Consumers worldwide have evinced a desire for continuous ubiquitous access to information, communication links, and entertainment content. This desire has led to the introduction of mobile devices (e.g., cell phones, personal media devices (PMDs), portable gaming systems, etc. . . . ) with increased communication throughput and processing capabilities capable of handling complex data rich interactions with between users and providers. As more people use their mobile devices for data rich applications such as web surfing and viewing mobile television, the providers of such services naturally seek methods to derive profit from these activities.
One obvious method is to charge for the various services. However, users of such services will only pay a limited amount, which may or may not adequately compensate the providers of the services. Compounding the problem, a variety of parties are typically involved in the providing of such services. For example, there is the provider of the communication path (e.g. the cellular network operator), the content aggregators (e.g. the networks and web site operators), and the content providers. As a result, providers are looking to advertising to generate a revenue stream.

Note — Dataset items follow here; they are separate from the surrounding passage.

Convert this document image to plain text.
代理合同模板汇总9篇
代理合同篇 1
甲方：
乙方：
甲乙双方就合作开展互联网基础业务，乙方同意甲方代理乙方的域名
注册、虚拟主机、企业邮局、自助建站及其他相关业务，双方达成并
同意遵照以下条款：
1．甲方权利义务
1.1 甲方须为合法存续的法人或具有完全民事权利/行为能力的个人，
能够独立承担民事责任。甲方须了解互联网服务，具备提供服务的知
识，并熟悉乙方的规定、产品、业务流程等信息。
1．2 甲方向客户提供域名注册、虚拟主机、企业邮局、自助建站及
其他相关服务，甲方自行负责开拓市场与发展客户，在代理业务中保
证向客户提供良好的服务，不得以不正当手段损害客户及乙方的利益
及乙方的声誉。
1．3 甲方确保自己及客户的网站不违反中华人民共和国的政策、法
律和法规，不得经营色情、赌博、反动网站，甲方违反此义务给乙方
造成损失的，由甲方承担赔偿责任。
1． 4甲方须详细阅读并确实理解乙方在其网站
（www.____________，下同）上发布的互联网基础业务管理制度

This is not unexpected as traditional main stream media outlets such as newspaper, television and radio have long relied upon advertisements to generate revenue streams. Advertising on mobile devices is estimated by one analyst to become a worldwide $25B market by 2011 as mobile devices proliferate around the world. However, much like the Internet, advertising on mobile devices present challenges when compared to traditional broadcast media. For example, when “pushing” advertisements, especially large format “rich” advertisements, consideration must be given to the limited throughput associated with wireless networks and the limited power available to mobile devices.